Final Nail In The Coffin: The Mafia In Mahoning Valley Officially Dead With Passing Of Lenny Strollo, Youngstown’s Last Don

May 20, 2021 – Disgraced former Youngstown (OH) mob don Lenny Strollo died of natural causes this week at the age of 91, living quietly in the shadows of his old mafia kingdom forced to wear the scarlet letter of a cooperator. Strollo was the final mob boss in Mahoning Valley history. He became a government witness in 1997 after an arrest for racketeering and murder and helped state and federal officials make dozens of convictions, which effectively put an end to the mob rule in the area for good. The cooperation he provided got his prison sentence shaved down to just 13 years and Strollo walked free — and back to Youngstown – in 2010.

Youngstown was dubbed “Crimetown USA” or “Bombtown USA” for its rampant mob violence in the 1960s and 70s. The territory was shared by Cleveland and Pittsburgh crime families and tensions between the two groups ebbed and flowed through the decades. By the time Strollo was taking power, the Cleveland mob’s presence in the Mahoning Valley barely existed, if at all, leaving the whole region ripe for the taking by the Pittsburgh group.

Strollo’s run as boss of the Youngstown mafia began in the late summer of 1991 with the murder of his mob rival in the area, Joseph (Little Joey) Naples. His reign continued the tradition of deeply embedded ties into the local justice and political system and made alliance with the region’s African-American underworld.

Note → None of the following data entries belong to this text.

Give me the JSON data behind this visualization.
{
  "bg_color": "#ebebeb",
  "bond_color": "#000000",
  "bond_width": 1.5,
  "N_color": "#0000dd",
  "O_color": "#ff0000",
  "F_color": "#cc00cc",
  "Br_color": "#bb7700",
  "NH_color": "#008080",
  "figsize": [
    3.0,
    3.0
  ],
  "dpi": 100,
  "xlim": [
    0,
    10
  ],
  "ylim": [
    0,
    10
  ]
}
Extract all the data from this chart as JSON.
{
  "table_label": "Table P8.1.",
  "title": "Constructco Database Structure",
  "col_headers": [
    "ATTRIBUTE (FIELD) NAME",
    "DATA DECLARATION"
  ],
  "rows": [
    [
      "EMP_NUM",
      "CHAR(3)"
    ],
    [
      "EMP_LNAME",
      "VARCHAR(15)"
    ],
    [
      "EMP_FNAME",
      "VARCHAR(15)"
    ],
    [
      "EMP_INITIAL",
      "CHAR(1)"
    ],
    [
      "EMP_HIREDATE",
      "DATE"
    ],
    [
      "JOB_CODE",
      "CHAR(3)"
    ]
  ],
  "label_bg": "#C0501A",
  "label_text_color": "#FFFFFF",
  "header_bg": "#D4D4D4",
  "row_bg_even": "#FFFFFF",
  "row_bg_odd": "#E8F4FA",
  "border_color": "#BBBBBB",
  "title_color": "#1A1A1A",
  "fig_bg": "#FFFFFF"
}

Before he became skipper of the Pittsburgh mob crew in Youngstown, Strollo oversaw the cash-cow All-American Club, a massively profitable backdoor casino located in Campbell, Ohio, on behalf of his mentor, Mahoning Valley mafia capo Vincent (Brier Hill Jimmy) Prato. Strollo’s inner-circle was a rogue’s gallery of cartoonish gangland characters from different ethnic backgrounds, including his brother Danny, Larry (Jeep) Garano, Bernard (Bernie the Jew) Altshuler and Jeff Riddle, the self-proclaimed “Black John Gotti.

Both Strollo and Little Joey Naples were inducted into Pittsburgh’s mob family in a 1987 ceremony, according to court records. Brier Hill Jimmy Prato is alleged to have sponsored them. When Prato retired shortly thereafter, Strollo and Naples began feuding.

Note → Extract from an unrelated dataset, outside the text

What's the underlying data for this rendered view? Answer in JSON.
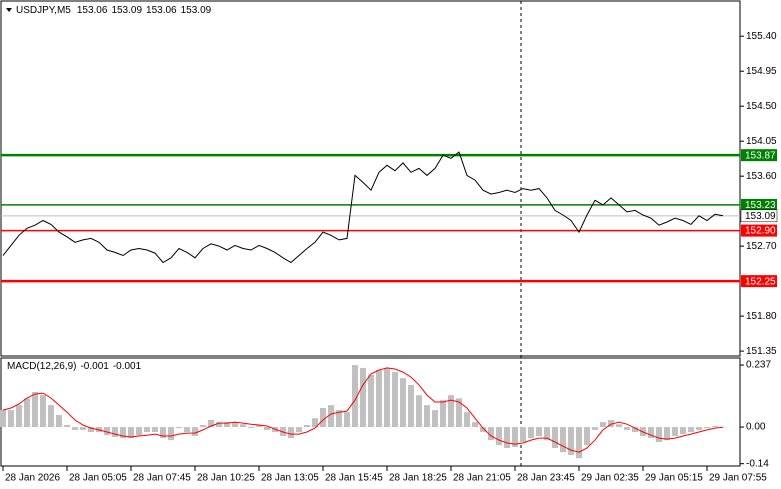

Naples was killed by a sniper’s rifle on a piece of property he was building a house on in August 1991. Naples’ brothers were all slain in the Youngstown mob wars of the 1960s.

Strollo ordered the murders of Naples’ right hand man, Ernie Biondillo, mob associate Larry Sisman, defense attorney Gary Van Brocklin (a one-time state prosecutor) and Mahoning County State’s Attorney, Paul Gains, in the years that followed. Van Brocklin and Gains survived their attacks. Biondillo, who was gunning for Strollo’s job as crew boss, and Sisman, an “Ernie B,” loyalist and strip-club owner, weren’t as lucky.

In order to “make his bones,” Strollo lured Youngstown mob figure Charles (Charlie the Crab) Carabbia to his murder in 1980, per FBI informant files. Carabbia and his two brothers were the Cleveland mafia’s Mahoning Valley representatives at the time. Charlie the Crab’s body has never been recovered. Orlando Carabbia just died last month.